Le Centre Vérité et Vie et Mgr Kazuhiro Mori (1938-2023)

Né à Yokohama, il demande à recevoir le baptême durant ses années de lycée. Il entre aux Carmes mais n’y reste pas et devient vicaire à la cathédrale. Nommé plus tard évêque auxiliaire du diocèse de Tokyo il a joué un rôle majeur dans les deux synodes nationaux NICE 1 et 2 (1987 + 1993) qui ont permis un important renouveau de l’Église japonaise. En 1997, Mgr Mori, me nomme comme directeur du Centre vérité et Vie(真生会館 Shinseikaikan) où j’avais déjà travaillé comme aumônier 10 ans auparavant entre 1975 et 1985. Le Centre a été fondé par le Père Iwashita, un éminent intellectuel connu pour avoir traduit les livres du philosophe de Bergson en japonais.

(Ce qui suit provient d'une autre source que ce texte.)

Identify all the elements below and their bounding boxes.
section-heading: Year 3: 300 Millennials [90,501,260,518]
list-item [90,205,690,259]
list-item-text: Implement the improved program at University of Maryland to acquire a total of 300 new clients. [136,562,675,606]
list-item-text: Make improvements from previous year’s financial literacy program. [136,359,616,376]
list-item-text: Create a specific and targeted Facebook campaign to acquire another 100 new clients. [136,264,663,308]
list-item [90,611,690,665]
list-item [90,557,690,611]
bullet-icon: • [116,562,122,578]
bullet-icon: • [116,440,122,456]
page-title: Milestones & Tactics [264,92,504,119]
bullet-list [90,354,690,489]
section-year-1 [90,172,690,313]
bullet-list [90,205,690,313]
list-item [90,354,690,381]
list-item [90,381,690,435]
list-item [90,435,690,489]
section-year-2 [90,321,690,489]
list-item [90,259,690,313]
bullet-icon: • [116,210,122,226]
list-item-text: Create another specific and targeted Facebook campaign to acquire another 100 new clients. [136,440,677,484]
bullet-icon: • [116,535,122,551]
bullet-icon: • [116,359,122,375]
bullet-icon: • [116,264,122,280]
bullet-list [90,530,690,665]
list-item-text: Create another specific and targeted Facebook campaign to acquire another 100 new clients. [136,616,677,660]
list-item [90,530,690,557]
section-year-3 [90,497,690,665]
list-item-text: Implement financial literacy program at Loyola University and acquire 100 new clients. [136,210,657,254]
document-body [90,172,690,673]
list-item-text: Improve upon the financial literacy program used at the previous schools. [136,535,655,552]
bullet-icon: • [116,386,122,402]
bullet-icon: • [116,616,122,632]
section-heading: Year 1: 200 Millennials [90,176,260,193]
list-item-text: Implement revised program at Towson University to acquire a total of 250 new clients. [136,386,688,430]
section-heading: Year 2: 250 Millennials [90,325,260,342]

Le bâtiment situé au cœur de Tokyo abrite trois centres : Études bibliques, foi et société, et l’aumônerie étudiante dont au final j’ai eu la charge pendant 25 ans. Peu après ma re-nomination, Mgr Mori a dû donner sa démission pour avoir critiqué une vision enjolivée, mais réfutée par les historiens japonais, de la mission des jésuites au XVIe siècle. Un beau jour, je reçois de lui un coup de téléphone : « Père Olivier, je suis au chômage. Seriez-vous prêt à m’embaucher ? ». Je lui rappelle en riant que lui-même m’avait nommé il n’y avait pas si longtemps et que bien sûr il était le bienvenu. Finalement, en accord avec l’évêché il a été nommé administrateur du Centre Vérité et Vie, et nous avons partagé le même immeuble plus de 12 ans, ce qui a été pour moi une occasion exceptionnelle d’apprendre chaque jour de lui

Mgr Mori, qui a toujours eu horreur de la pompe romaine, se moquant de ceux qui portent la mitre, a été un fervent défenseur de la mission et de l’inculturation, mais pas dans le sens de ses deux prédécesseurs. Moins intéressé à faire revivre les spiritualités et le langage du passé, il s’est efforcé de mettre l’Évangile à la portée de tous et à l’annoncer en lien avec les réalités du présent. Excellent pédagogue il a écrit de nombreux livres, accessibles au tout-venant sur les problèmes d’actualité, qui ont connu un retentissement bien au-delà des frontières de l’Église. Ces livres traitent de sujets sociaux, politiques, moraux, religieux, spirituels propres au Japon : démocratie, vieillesse, sectes, abus, le futur de l’Église, défis de la post-modernité etc. Il a aussi engagé de nombreux dialogues avec les intellectuels de toute obédience, ce qui a permis à son œuvre de rayonner bien au-delà des frontières de l’Église et de faire connaître les positions de celle-ci à de nombreux intellectuels qui pour la majorité n’ont jamais entendu parler d’elle. Les mots-clefs qui reviennent dans ses écrits au sujet de Jésus sont tendresse, compassion, humilité, patience, douceur, harmonie, sourire, toutes valeurs communes à l’Asie. Pour lui, ce ne sont pas que des mots, il les a mis en pratique. Chaque jour il a reçu et écouté longuement de nombreuses personnes en difficulté, surtout des femmes meurtries, battues, délaissées par leur mari. Elles ont été très nombreuses à son enterrement. Le décès de Mgr Mori les a laissées désemparées en l’absence de tout autre soutien.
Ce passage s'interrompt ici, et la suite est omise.